Как он выглядел? Обыкновенно, совершенно обыкновенно. Среднего роста, с русыми волосами, карими глазами, без каких-то бросающихся в глаза особых примет. Нет, он не хромал. Говорил по-немецки без ошибок, хотя чувствовалось, что этот язык для него не родной, кроме того, как мне сказали, он разговаривал и по-сербски, и по-венгерски. Знаю, что он читал какие-то книги на французском и английском. Нет, он не показался мне подозрительным, более того, я тогда считала, что мне представилась редкая возможность встретиться с исключительно образованным человеком.

Вы хотите, чтобы я вам рассказала все, как было?

Простите, я не расслышала.

Не пропуская ни одной мелочи?

Вы сами решите, что мелочь, а что нет?

Был на редкость солнечный и теплый день. Бабье лето. Я пошла на прогулку, одна, мне нравилось в одиночку гулять по Калемегдану. Пройдя через Краль-Капию, я поднялась на возвышение слева от колодца и остановилась полюбоваться устьем и землями на другом берегу Савы и Дуная. Величественная картина. Тогда я этого не понимала, но теперь мне ясно, что именно оттуда открывается первый и красивейший вид на Европу. Объяснить? Первый потому, что именно отсюда и начинается Европа, а красивейший потому, что никому так не видна Европа в ее истинном значении, в ее истинной беспомощности и ее истинной мощи, как тому, кто стоит за ее пределами и иногда жалеет, что не может в нее войти, а иногда радуется, что находится не в ней. Не понимаете? Это не так уж и важно.

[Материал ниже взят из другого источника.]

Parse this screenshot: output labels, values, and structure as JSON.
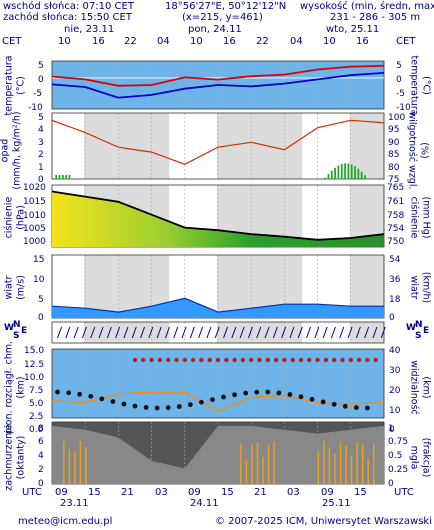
{
  "header": {
    "sunrise": "wschód słońca: 07:10 CET",
    "sunset": "zachód słońca: 15:50 CET",
    "coords": "18°56'27\"E, 50°12'12\"N",
    "grid": "(x=215, y=461)",
    "elev_label": "wysokość (min, średn, max)",
    "elev_values": "231 - 286 - 305 m"
  },
  "timeline": {
    "top_tz": "CET",
    "days_top": [
      "nie, 23.11",
      "pon, 24.11",
      "wto, 25.11"
    ],
    "hours_top": [
      "10",
      "16",
      "22",
      "04",
      "10",
      "16",
      "22",
      "04",
      "10",
      "16"
    ],
    "bottom_tz": "UTC",
    "hours_bottom": [
      "09",
      "15",
      "21",
      "03",
      "09",
      "15",
      "21",
      "03",
      "09",
      "15"
    ],
    "days_bottom": [
      "23.11",
      "24.11",
      "25.11"
    ]
  },
  "panels": {
    "temperature": {
      "left": "temperatura",
      "left_unit": "(°C)",
      "right": "temperatura",
      "right_unit": "(°C)",
      "ticks_left": [
        "5",
        "0",
        "-5",
        "-10"
      ],
      "ticks_right": [
        "5",
        "0",
        "-5",
        "-10"
      ]
    },
    "precip": {
      "left": "opad",
      "left_unit": "(mm/h, kg/m²/h)",
      "right": "wilgotność wzgl.",
      "right_unit": "(%)",
      "ticks_left": [
        "5",
        "4",
        "3",
        "2",
        "1",
        "0"
      ],
      "ticks_right": [
        "100",
        "95",
        "90",
        "85",
        "80",
        "75"
      ]
    },
    "pressure": {
      "left": "ciśnienie",
      "left_unit": "(hPa)",
      "right": "ciśnienie",
      "right_unit": "(mm Hg)",
      "ticks_left": [
        "1020",
        "1015",
        "1010",
        "1005",
        "1000"
      ],
      "ticks_right": [
        "765",
        "761",
        "758",
        "754",
        "750"
      ]
    },
    "wind": {
      "left": "wiatr",
      "left_unit": "(m/s)",
      "right": "wiatr",
      "right_unit": "(km/h)",
      "ticks_left": [
        "15",
        "10",
        "5",
        "0"
      ],
      "ticks_right": [
        "54",
        "36",
        "18",
        "0"
      ]
    },
    "winddir": {
      "compass": [
        "W",
        "N",
        "S",
        "E"
      ]
    },
    "visibility": {
      "left": "pion. rozciągł. chm.",
      "left_unit": "(km)",
      "right": "widzialność",
      "right_unit": "(km)",
      "ticks_left": [
        "15.0",
        "12.5",
        "10.0",
        "7.5",
        "5.0",
        "2.5",
        "0.0"
      ],
      "ticks_right": [
        "40",
        "30",
        "20",
        "10",
        "0"
      ]
    },
    "clouds": {
      "left": "zachmurzenie",
      "left_unit": "(oktanty)",
      "right": "mgła",
      "right_unit": "(frakcja)",
      "ticks_left": [
        "8",
        "6",
        "4",
        "2",
        "0"
      ],
      "ticks_right": [
        "1",
        "0.75",
        "0.5",
        "0.25",
        "0"
      ]
    }
  },
  "footer": {
    "email": "meteo@icm.edu.pl",
    "copyright": "© 2007-2025 ICM, Uniwersytet Warszawski"
  },
  "colors": {
    "text": "#00008b",
    "temp_max": "#dd0000",
    "temp_mean": "#0000cc",
    "humidity": "#cc3300",
    "precip": "#22aa22",
    "pressure": "#000000",
    "wind_fill": "#3399ff",
    "vis_line": "#ff8800"
  },
  "chart_data": [
    {
      "type": "line",
      "title": "temperatura",
      "x_hours_from_start": [
        0,
        6,
        12,
        18,
        24,
        30,
        36,
        42,
        48,
        54,
        60
      ],
      "series": [
        {
          "values": [
            0.5,
            -0.5,
            -2.8,
            -2.5,
            0.2,
            -0.6,
            0.6,
            1.2,
            3.0,
            4.0,
            4.3
          ]
        },
        {
          "values": [
            -2.3,
            -3.2,
            -7.0,
            -6.0,
            -3.8,
            -2.5,
            -3.0,
            -2.0,
            -0.5,
            1.0,
            1.8
          ]
        }
      ],
      "ylim": [
        -11,
        6
      ]
    },
    {
      "type": "line",
      "title": "wilgotność wzgl.",
      "x_hours_from_start": [
        0,
        6,
        12,
        18,
        24,
        30,
        36,
        42,
        48,
        54,
        60
      ],
      "values": [
        99,
        94,
        88,
        86,
        81,
        88,
        90,
        87,
        96,
        99,
        98
      ],
      "ylim": [
        75,
        102
      ]
    },
    {
      "type": "line",
      "title": "ciśnienie",
      "x_hours_from_start": [
        0,
        6,
        12,
        18,
        24,
        30,
        36,
        42,
        48,
        54,
        60
      ],
      "values": [
        1018.5,
        1016.5,
        1014.5,
        1009.5,
        1004.5,
        1003.5,
        1002.0,
        1001.0,
        999.8,
        1000.5,
        1002.0
      ],
      "ylim": [
        997,
        1021
      ]
    },
    {
      "type": "area",
      "title": "wiatr",
      "x_hours_from_start": [
        0,
        6,
        12,
        18,
        24,
        30,
        36,
        42,
        48,
        54,
        60
      ],
      "values": [
        3.0,
        2.5,
        1.5,
        3.0,
        5.0,
        1.5,
        2.5,
        3.5,
        3.5,
        3.0,
        3.0
      ],
      "ylim": [
        0,
        16
      ]
    }
  ]
}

Итак, я стояла и смотрела на Саву, на ее устье и на Дунай. Реки эти совсем разные, Сава скорее коричневатая, а Дунай, я бы сказала, голубой. Я думала о том, связан ли цвет реки с ее длиной и становится ли вода чище только при условии, что проделает достаточно долгий путь? Или же ее прозрачность зависит от мест, по которым она протекает, от земли, от камней, от людей, которые погружаются в нее? А может быть, чистота воды это следствие больших испытаний, сужения русла, необходимости образовывать излучины, или, наоборот, ей способствует беззаботность и легкость течения? Или же река на всем своем протяжении остается такой же, какой была у истока, и ничто не может изменить ее на всем долгом пути?

Мелочь? Вы сами просили рассказать вам все.

В таких размышлениях застал меня барон Шмидлин, он подошел ко мне, с ним было еще четверо. Трое – члены специальной комиссии, занимающейся вампирами, четвертым был он – фон Хаусбург.

Те трое вместе со Шмидлином вскоре ушли, а фон Хаусбург, или как его зовут на самом деле, остался со мной. Предложил составить компанию во время моей прогулки по Калемегдану, и я согласилась. Мы ходили под ярким солнцем и болтали о том о сем. Нет, о Боге мы не разговаривали. Хотя… Я вдруг сейчас вспомнила кое-что, что фон Хаусбург сказал мне позже, в другой раз… Он сказал:

– О Боге сказать нечего. Он сам все сказал.

Это важно? Продолжить? Я спросила его, что он имеет в виду, а он ответил:

– Он создал мир, говоря. Да будет свет, да будет то, да будет се. Ничего другого он не делал, только говорил. Разве этот мир, который он создал, не свидетельствует в достаточной мере о нем и о его речи?

Но это было позже. Тогда, в первый раз, во время прогулки по Калемегдану, о Боге мы не разговаривали.

Он был чрезвычайно любезен, даже больше, чем подобало. Да, я подумала, что его намерения относительно меня… что его симпатия ко мне превосходит допустимые рамки. Был момент, когда он резко наклонился и буквально схватил меня за руку. И понюхал ее. Я не вырвала руку, потому что не чувствовала себя в опасности. Я не испугалась, я только удивилась. И не успела спросить, что это должно означать, как он меня опередил:

– От вас не пахнет серой.

Я совершенно растерялась, и он воспользовался моим замешательством, поклонился, попрощался и быстро удалился. Тогда я в первый раз подумала, что разум этого человека не в полном порядке.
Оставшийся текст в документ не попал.